(Bloomberg) -- Bill Gross, the money manager who jumped to Janus Capital Group in September from the bond giant he co-founded, said he’ll keep trading for the next two to four years to prove he can still beat the market.

“I wanted to show clients and the world, to the extent that they’re interested, that I can continue to produce a track record like I did at Pimco,” Gross said in a Bloomberg Television interview with Trish Regan.

“I won’t have as much time, I won’t have five to 10 to 15 years leeway like I had at Pimco to do that, but certainly for the next two, three, four years.

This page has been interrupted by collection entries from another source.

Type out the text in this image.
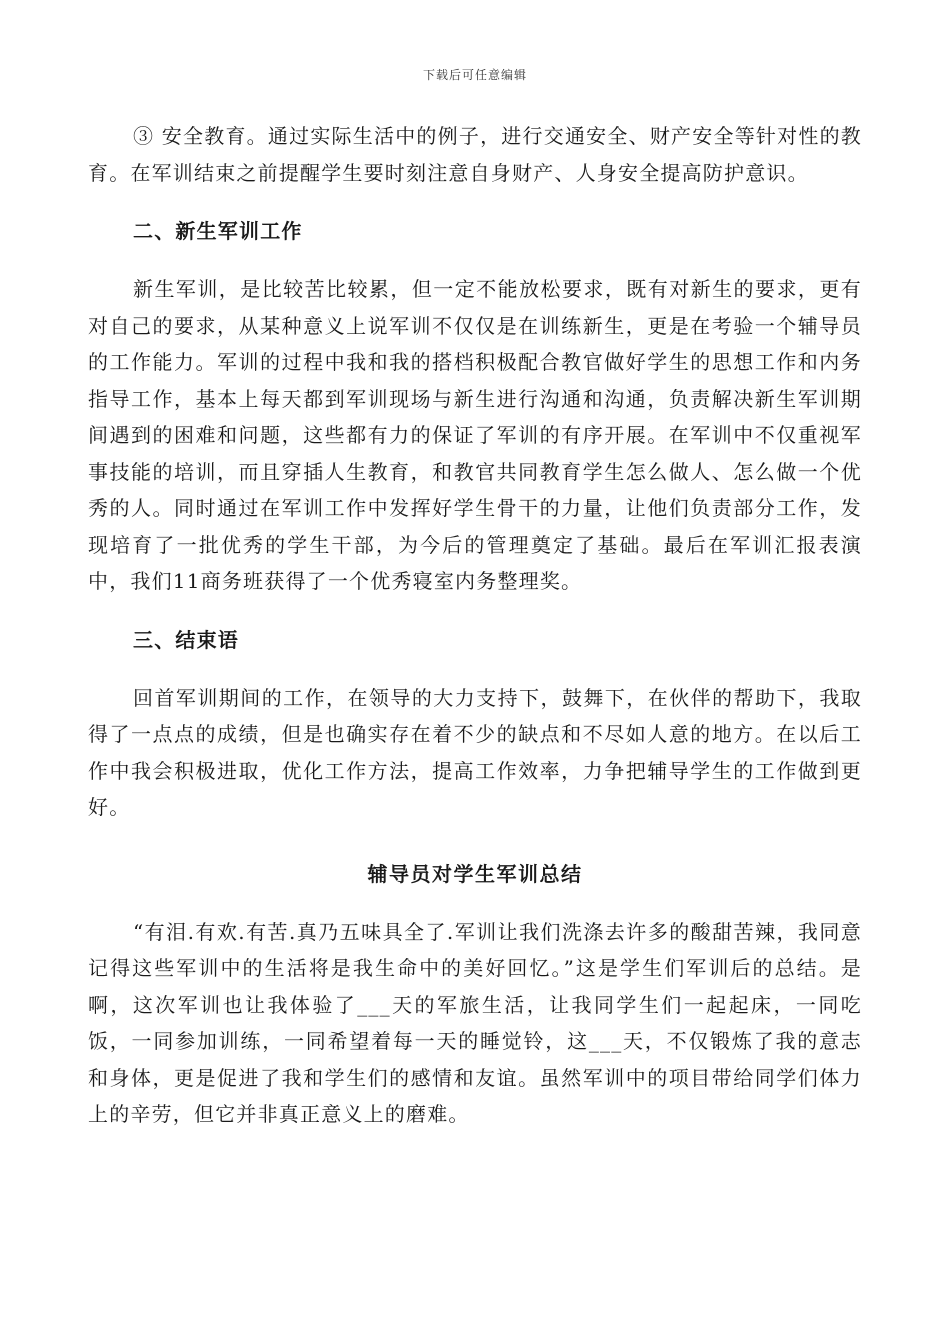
下载后可任意编辑

③ 安全教育。通过实际生活中的例子，进行交通安全、财产安全等针对性的教育。在军训结束之前提醒学生要时刻注意自身财产、人身安全提高防护意识。

二、新生军训工作

新生军训，是比较苦比较累，但一定不能放松要求，既有对新生的要求，更有对自己的要求，从某种意义上说军训不仅仅是在训练新生，更是在考验一个辅导员的工作能力。军训的过程中我和我的搭档积极配合教官做好学生的思想工作和内务指导工作，基本上每天都到军训现场与新生进行沟通和沟通，负责解决新生军训期间遇到的困难和问题，这些都有力的保证了军训的有序开展。在军训中不仅重视军事技能的培训，而且穿插人生教育，和教官共同教育学生怎么做人、怎么做一个优秀的人。同时通过在军训工作中发挥好学生骨干的力量，让他们负责部分工作，发现培育了一批优秀的学生干部，为今后的管理奠定了基础。最后在军训汇报表演中，我们11商务班获得了一个优秀寝室内务整理奖。

三、结束语

回首军训期间的工作，在领导的大力支持下，鼓舞下，在伙伴的帮助下，我取得了一点点的成绩，但是也确实存在着不少的缺点和不尽如人意的地方。在以后工作中我会积极进取，优化工作方法，提高工作效率，力争把辅导学生的工作做到更好。

辅导员对学生军训总结

“有泪.有欢.有苦.真乃五味具全了.军训让我们洗涤去许多的酸甜苦辣，我同意记得这些军训中的生活将是我生命中的美好回忆。”这是学生们军训后的总结。是啊，这次军训也让我体验了___天的军旅生活，让我同学生们一起起床，一同吃饭，一同参加训练，一同希望着每一天的睡觉铃，这___天，不仅锻炼了我的意志和身体，更是促进了我和学生们的感情和友谊。虽然军训中的项目带给同学们体力上的辛劳，但它并非真正意义上的磨难。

I’m a very competitive person and I like to post numbers that are better than the market and better than the competition.”

Gross, 70, became a billionaire and earned his reputation as the mutual fund industry’s bond king by building Pimco into a $2 trillion money manager, at its peak, with some of the highest returns in the business.

The Pimco Total Return Fund, which he managed until he left, ballooned to $293 billion in April 2013, before performance faltered and clients started to pull money amid concern that interest rates would rise.

Client withdrawals accelerated when Gross left the Newport Beach, California-based firm after losing a power struggle with management. Pimco Total Return’s assets had fallen to $134.6 billion as of Jan. 30.


Gross started running the $1.5 billion Janus Global Unconstrained Bond Fund for Denver-based Janus on Oct. 6. Since then through last week, that fund has been mostly flat, trailing 54% of its peers, according to data from Morningstar.

Gross has invested more than $700 million of his own wealth in the Janus unconstrained fund. In today’s interview, he said he joined Janus with a smaller, more flexible fund to show that he could once again establish a top mark.

Discussing his outlook for U.S. interest rates, Gross said the Federal Reserve may be conservative in its approach over the next two years. He said a 0.25 percentage point increase may be coming in June, with 2% the likely top in the Fed’s rate-raising cycle.